Le projet ET prévoit la construction d’une grande infrastructure souterraine qui abritera un observatoire d’ondes gravitationnelles entre 100 et 300 mètres de profondeur, afin qu’il puisse bénéficier de conditions de « silence », en l’isolant des vibrations produites à la fois par les ondes sismiques et les activités humaines, qui constituent ce que l’on appelle le « bruit », en tant que source de perturbation pour les mesures qu’ET devra effectuer.
L’idée du projet ET est basée sur les succès, primés par le prix Nobel, de Virgo et LIGO qui, grâce aux observations réalisées en 2015, année de la découverte des ondes gravitationnelles, ont jusqu’à aujourd’hui révolutionné la façon dont nous étudions l’univers, ouvrant la voie à l’astronomie gravitationnelle (l’étude des corps célestes et du cosmos à travers les ondes gravitationnelles) et à l’astronomie multimessager (l’étude d’un même phénomène astrophysique par le biais d’informations provenant de multiples messagers cosmiques : ondes gravitationnelles, rayonnement électromagnétique, neutrinos). Les découvertes sur les ondes gravitationnelles, dans lesquelles l’Italie a joué un rôle de premier plan grâce à l’expérience Virgo, qui se trouve à l’European Gravitational Observatory (EGO) près de Pise, ont fait de ce domaine de recherche fondamentale l’un des plus prometteurs.

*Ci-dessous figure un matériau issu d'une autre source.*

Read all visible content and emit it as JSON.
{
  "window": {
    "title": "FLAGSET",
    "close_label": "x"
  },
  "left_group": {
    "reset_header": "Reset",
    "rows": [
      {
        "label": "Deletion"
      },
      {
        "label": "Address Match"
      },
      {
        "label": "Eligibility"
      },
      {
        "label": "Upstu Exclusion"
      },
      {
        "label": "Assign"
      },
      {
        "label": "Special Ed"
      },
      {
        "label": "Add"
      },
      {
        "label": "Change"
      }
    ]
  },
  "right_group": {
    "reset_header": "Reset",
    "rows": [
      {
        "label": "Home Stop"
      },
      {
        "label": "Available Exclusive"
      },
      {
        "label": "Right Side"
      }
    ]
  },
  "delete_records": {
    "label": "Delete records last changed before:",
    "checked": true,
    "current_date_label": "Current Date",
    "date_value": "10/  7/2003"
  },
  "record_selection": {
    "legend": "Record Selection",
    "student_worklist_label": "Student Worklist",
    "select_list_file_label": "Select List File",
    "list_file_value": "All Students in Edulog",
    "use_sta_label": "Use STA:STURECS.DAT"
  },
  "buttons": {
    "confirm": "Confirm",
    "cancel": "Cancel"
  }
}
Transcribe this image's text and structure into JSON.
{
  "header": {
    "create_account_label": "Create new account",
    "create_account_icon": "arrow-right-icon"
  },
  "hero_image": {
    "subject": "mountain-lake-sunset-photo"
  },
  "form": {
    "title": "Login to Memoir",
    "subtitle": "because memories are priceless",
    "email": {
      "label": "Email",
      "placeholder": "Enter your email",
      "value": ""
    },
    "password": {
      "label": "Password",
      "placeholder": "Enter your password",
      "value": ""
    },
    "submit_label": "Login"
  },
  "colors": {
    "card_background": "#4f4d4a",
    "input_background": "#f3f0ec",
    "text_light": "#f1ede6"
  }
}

Par rapport aux interféromètres actuels, ET observera un volume d’univers environ mille fois plus grand et, en raison des perspectives qu’il offrira tant en termes de nouvelles connaissances scientifiques que d’innovation technologique, il est considéré comme un projet phare sur le plan international, à tel point qu’il a été inclus dans la feuille de route de l’ESFRI 2021 (European Strategy Forum on Research Insfrastructures), l’organisme européen indiquant dans quelles infrastructures scientifiques il est crucial d’investir en Europe, grâce à une proposition menée par l’Italie et soutenue par la Belgique, les Pays-Bas, la Pologne et l’Espagne.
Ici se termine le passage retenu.